Over on Facebook Diane Campbell posted, “Just heard the loudest rumble of thunder I ever heard in my life! =(( scared me!”
It was in the forecast – phew! Bad weather isn’t so bad if it’s expected. That’s my very limited perspective.
These thunderstorms forming overhead gave me a chance to look at a new tool: The High Resolution Rapid Refresh model (HRRR). It’s your tax dollars at work.

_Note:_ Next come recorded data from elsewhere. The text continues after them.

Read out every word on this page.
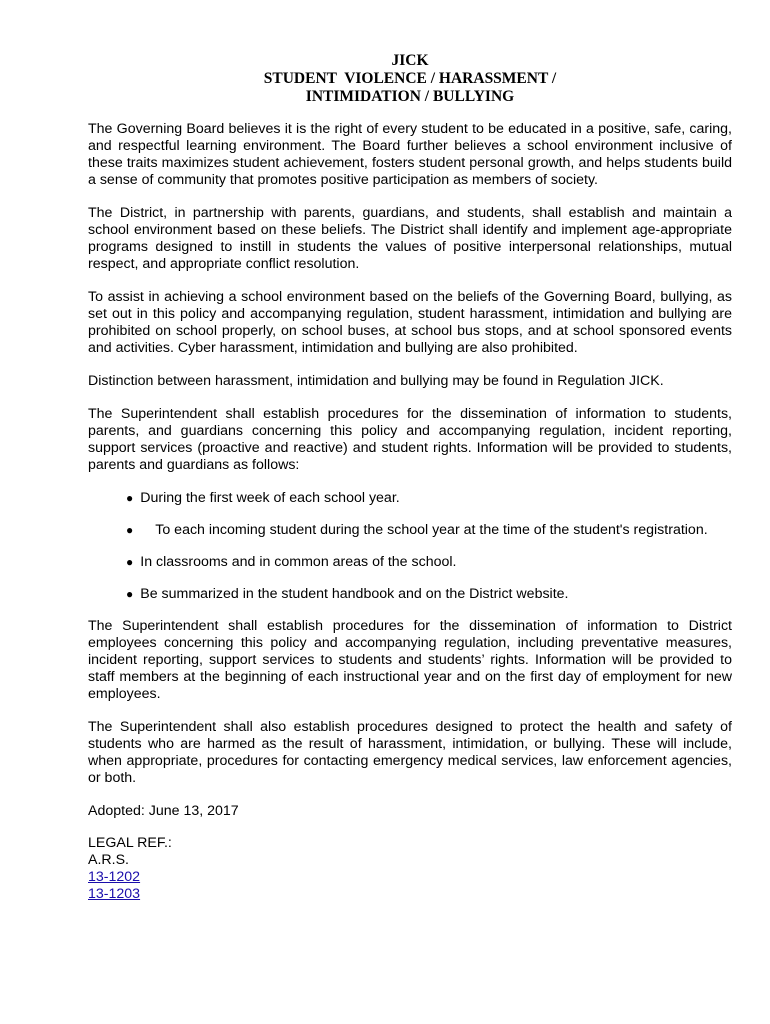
JICK
STUDENT  VIOLENCE / HARASSMENT /
INTIMIDATION / BULLYING

The Governing Board believes it is the right of every student to be educated in a positive, safe, caring, and respectful learning environment. The Board further believes a school environment inclusive of these traits maximizes student achievement, fosters student personal growth, and helps students build a sense of community that promotes positive participation as members of society.

The District, in partnership with parents, guardians, and students, shall establish and maintain a school environment based on these beliefs. The District shall identify and implement age-appropriate programs designed to instill in students the values of positive interpersonal relationships, mutual respect, and appropriate conflict resolution.

To assist in achieving a school environment based on the beliefs of the Governing Board, bullying, as set out in this policy and accompanying regulation, student harassment, intimidation and bullying are prohibited on school properly, on school buses, at school bus stops, and at school sponsored events and activities. Cyber harassment, intimidation and bullying are also prohibited.

Distinction between harassment, intimidation and bullying may be found in Regulation JICK.

The Superintendent shall establish procedures for the dissemination of information to students, parents, and guardians concerning this policy and accompanying regulation, incident reporting, support services (proactive and reactive) and student rights. Information will be provided to students, parents and guardians as follows:

● During the first week of each school year.
● To each incoming student during the school year at the time of the student's registration.
● In classrooms and in common areas of the school.
● Be summarized in the student handbook and on the District website.

The Superintendent shall establish procedures for the dissemination of information to District employees concerning this policy and accompanying regulation, including preventative measures, incident reporting, support services to students and students’ rights. Information will be provided to staff members at the beginning of each instructional year and on the first day of employment for new employees.

The Superintendent shall also establish procedures designed to protect the health and safety of students who are harmed as the result of harassment, intimidation, or bullying. These will include, when appropriate, procedures for contacting emergency medical services, law enforcement agencies, or both.

Adopted: June 13, 2017
LEGAL REF.:
A.R.S.
13-1202
13-1203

The HRRR is the only hourly updated, radar-initialized, storm-resolving model running at this time over the US (or internationally), to our best knowledge. As a higher-resolution nest inside the hourly-updated Rapid Refresh the HRRR is designed to provide rapidly updated model guidance on convective storms for
- air traffic management
- severe weather forecasting
- NOAA National Weather Service Warn-On Forecast
- eventually provide improved background fields for NWS Real-Time Mesoscale Analysis
- provide improved basis for other aviation hazard forecasts (e.g., wake vortex, ceiling, visibility, turbulence, inflight icing, terminal forecasts)
Allow me to cut through the mumbo jumbo. HRRR is very high resolution in both time (15 minute increment output) and space (3km resolution). It is a short range model that only goes out 15 hours from initialization. Since it takes a while to process you’re left with 12 or 13 usable hours.
Typically models give hints not full solutions. You can never take the exact placement of features as a given. I expect the HRRR will change that!
I am looking at the 1730z radar image and predicted radar image. They’re pretty close¹. Not 100%, but much better than what I’m used to seeing.
If HRRR is as good as I hope these showers and thunderstorms will be gone by 5:30 pm (give or take a little).
Progress is good.
¹ – Unfortunately, the maps are different domains and projections. That makes overlaying them impossible.